You are invited to attend this seminar hosted by the Institute of Molecular and Cell Biology:
Date: Wednesday, 27 September 2023
Time: 3.30PM – 4.30PM
Venue: IMCB Seminar Room 03-46, Level 3 Proteos, Biopolis, Singapore 138673 (Physical)
Speaker: Dr. Neil Surana, Duke University
Host: Dr. Fu Yu, IMCB
Defining Microbiome-derived Products to Treat Disease
Abstract
It is now clear that human health is intimately tied to the gut microbiota, and there has been significant enthusiasm over the past two decades to harness these host–microbiota interactions as novel therapeutics for medically recalcitrant diseases. The challenge in doing so has been identifying a specific commensal bacterium that protects against the disease of interest, determining what is functionally unique about this bacterium that confers its activity, and understanding how this bacterium and its bioactive product impacts host physiology.

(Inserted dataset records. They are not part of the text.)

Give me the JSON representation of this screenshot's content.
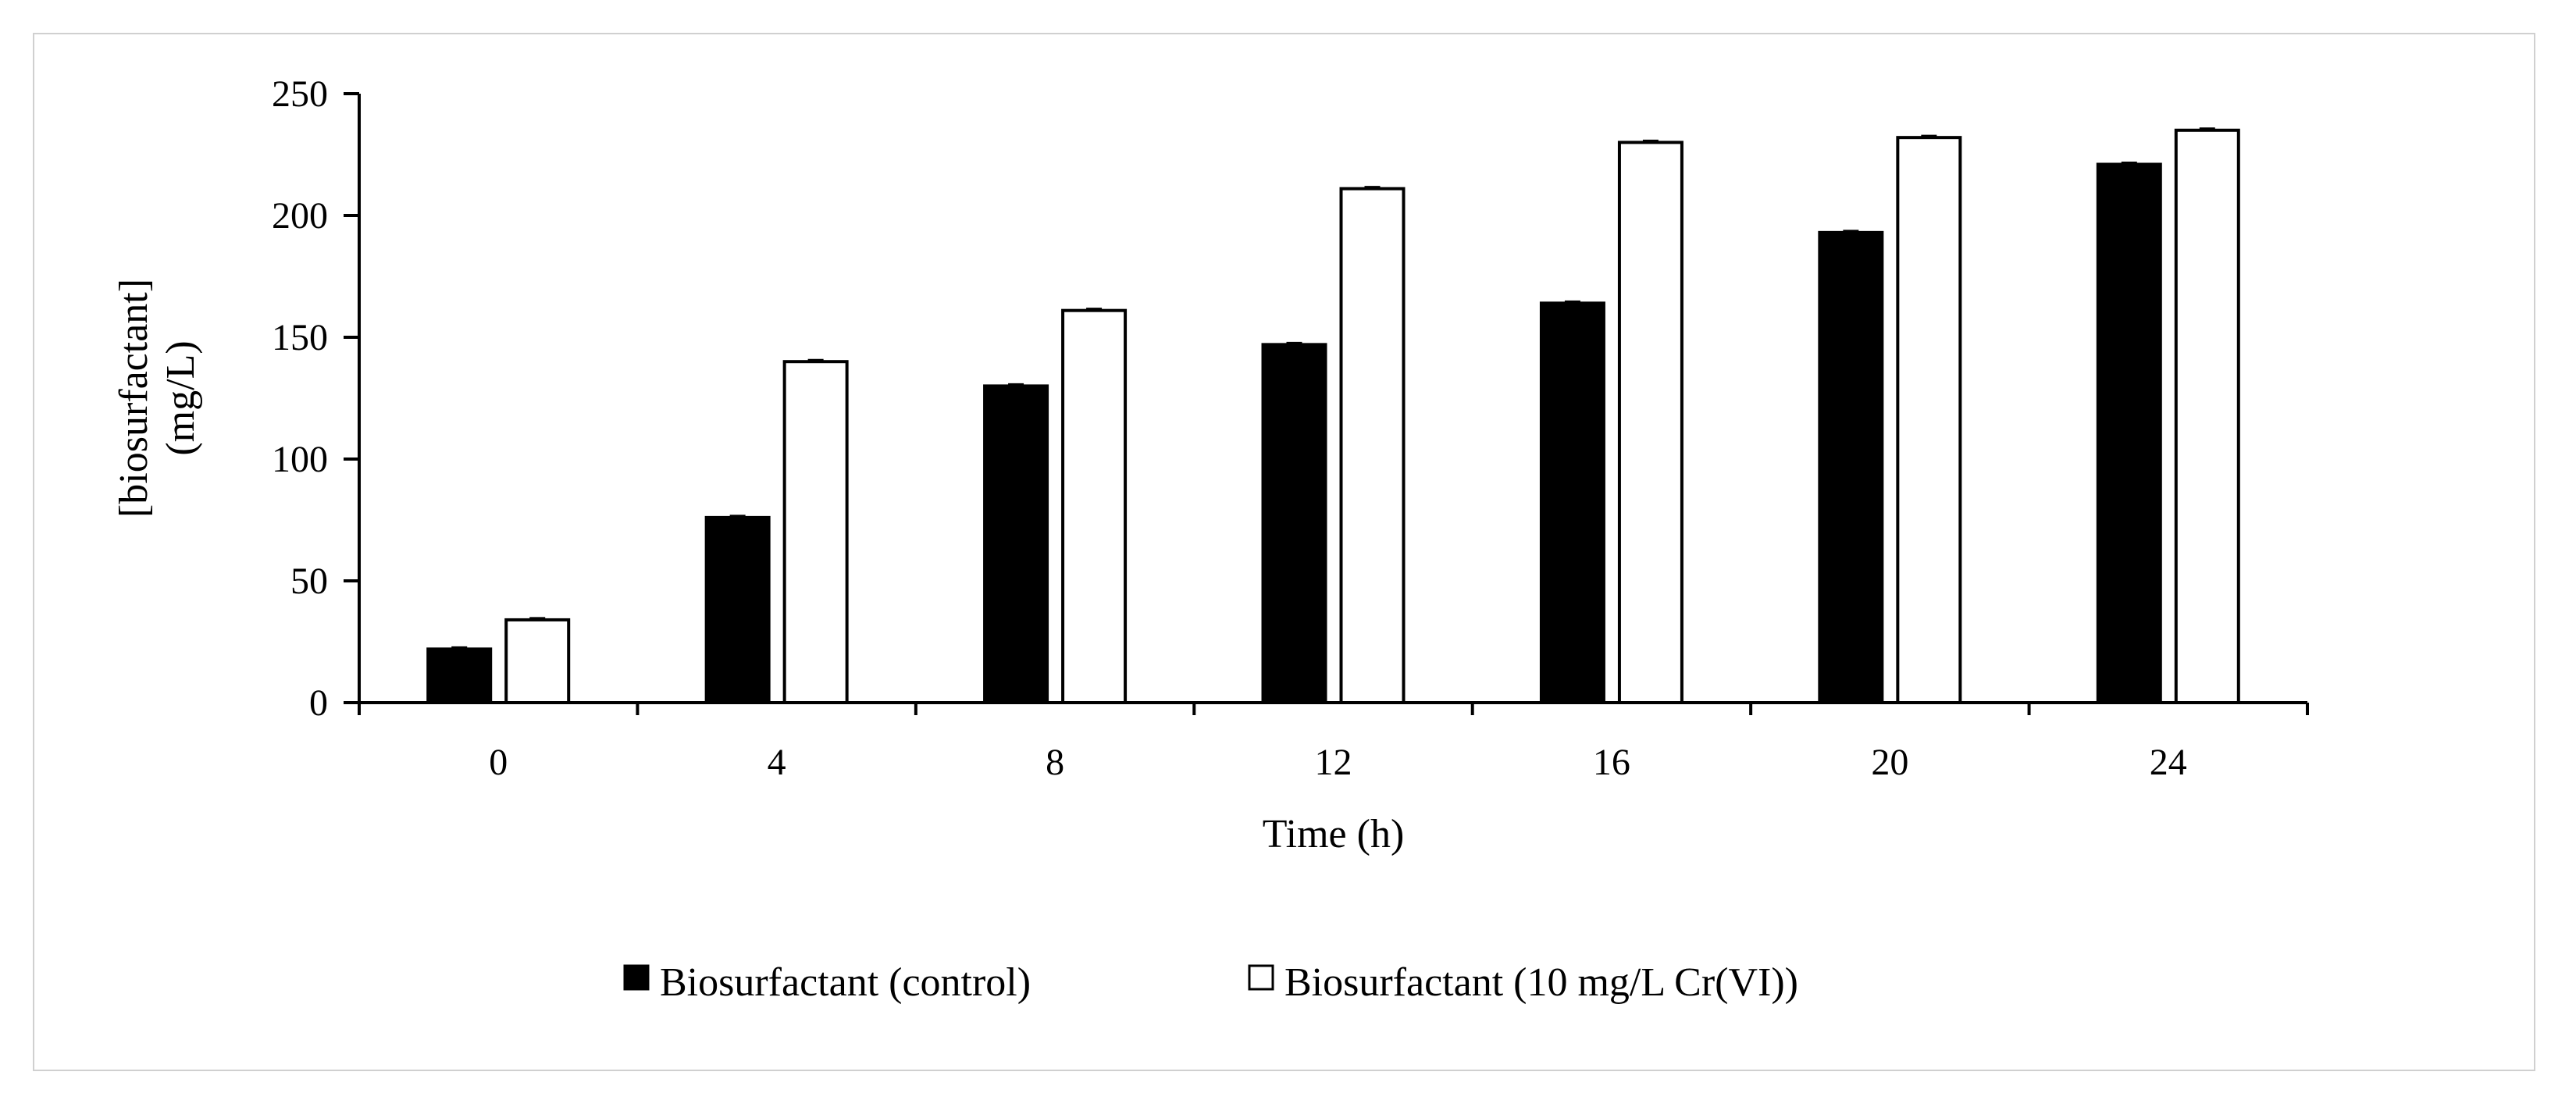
{
  "chart_data": {
    "type": "bar",
    "title": "",
    "xlabel": "Time (h)",
    "ylabel_lines": [
      "[biosurfactant]",
      "(mg/L)"
    ],
    "categories": [
      "0",
      "4",
      "8",
      "12",
      "16",
      "20",
      "24"
    ],
    "series": [
      {
        "name": "Biosurfactant (control)",
        "fill": "#000000",
        "values": [
          22,
          76,
          130,
          147,
          164,
          193,
          221
        ]
      },
      {
        "name": "Biosurfactant (10 mg/L Cr(VI))",
        "fill": "#ffffff",
        "values": [
          34,
          140,
          161,
          211,
          230,
          232,
          235
        ]
      }
    ],
    "ylim": [
      0,
      250
    ],
    "yticks": [
      0,
      50,
      100,
      150,
      200,
      250
    ],
    "ytick_labels": [
      "0",
      "50",
      "100",
      "150",
      "200",
      "250"
    ],
    "grid": false,
    "legend_position": "bottom"
  }
}
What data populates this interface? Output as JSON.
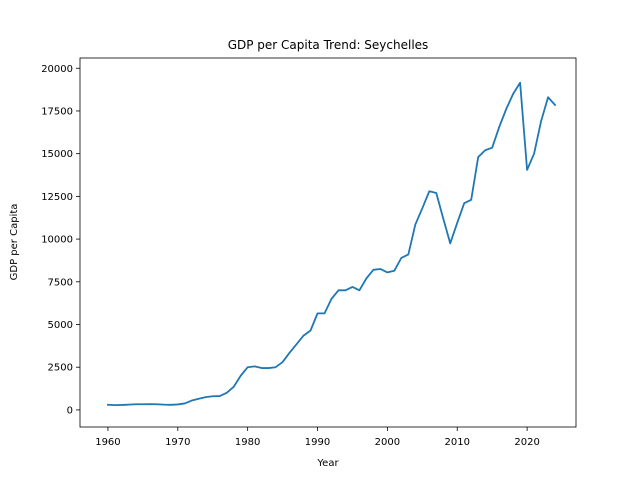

This seminar will highlight approaches for addressing these challenges through two vignettes focused on inflammatory/metabolic disease and viral infections. Our findings lay the foundation for using these microbiome-derived products as clinically relevant therapies.
Biography
Dr. Surana completed his undergraduate education at Indiana University where he received degrees in Biochemistry, Economics, and Biology. He subsequently received his M.D. and Ph.D. degrees from Washington University in St. Louis where his doctoral work blended microbial pathogenesis, structural biology, and host-commensal interactions to elucidate mechanisms of protein secretion in gram-negative bacteria. After completing clinical training in general pediatrics and pediatric infectious diseases at Boston Children’s Hospital, Dr. Surana studied the nexus between the microbiota and the host immune system in the laboratory of Dennis Kasper at Harvard Medical School, where Dr. Surana was appointed as an Assistant Professor of Pediatrics. Dr. Surana moved in 2018 to Duke University, where he is currently an Assistant Professor of Pediatrics, Molecular Genetics and Microbiology, Immunology, and Cell Biology; he also serves as the Scientific Director for the Duke Gnotobiotic Core. The Surana lab innovatively integrates gnotobiotic murine models, immunology, and microbiology with the ultimate aim of identifying immunomodulatory commensal bacteria and subsequently characterizing their mechanism of action.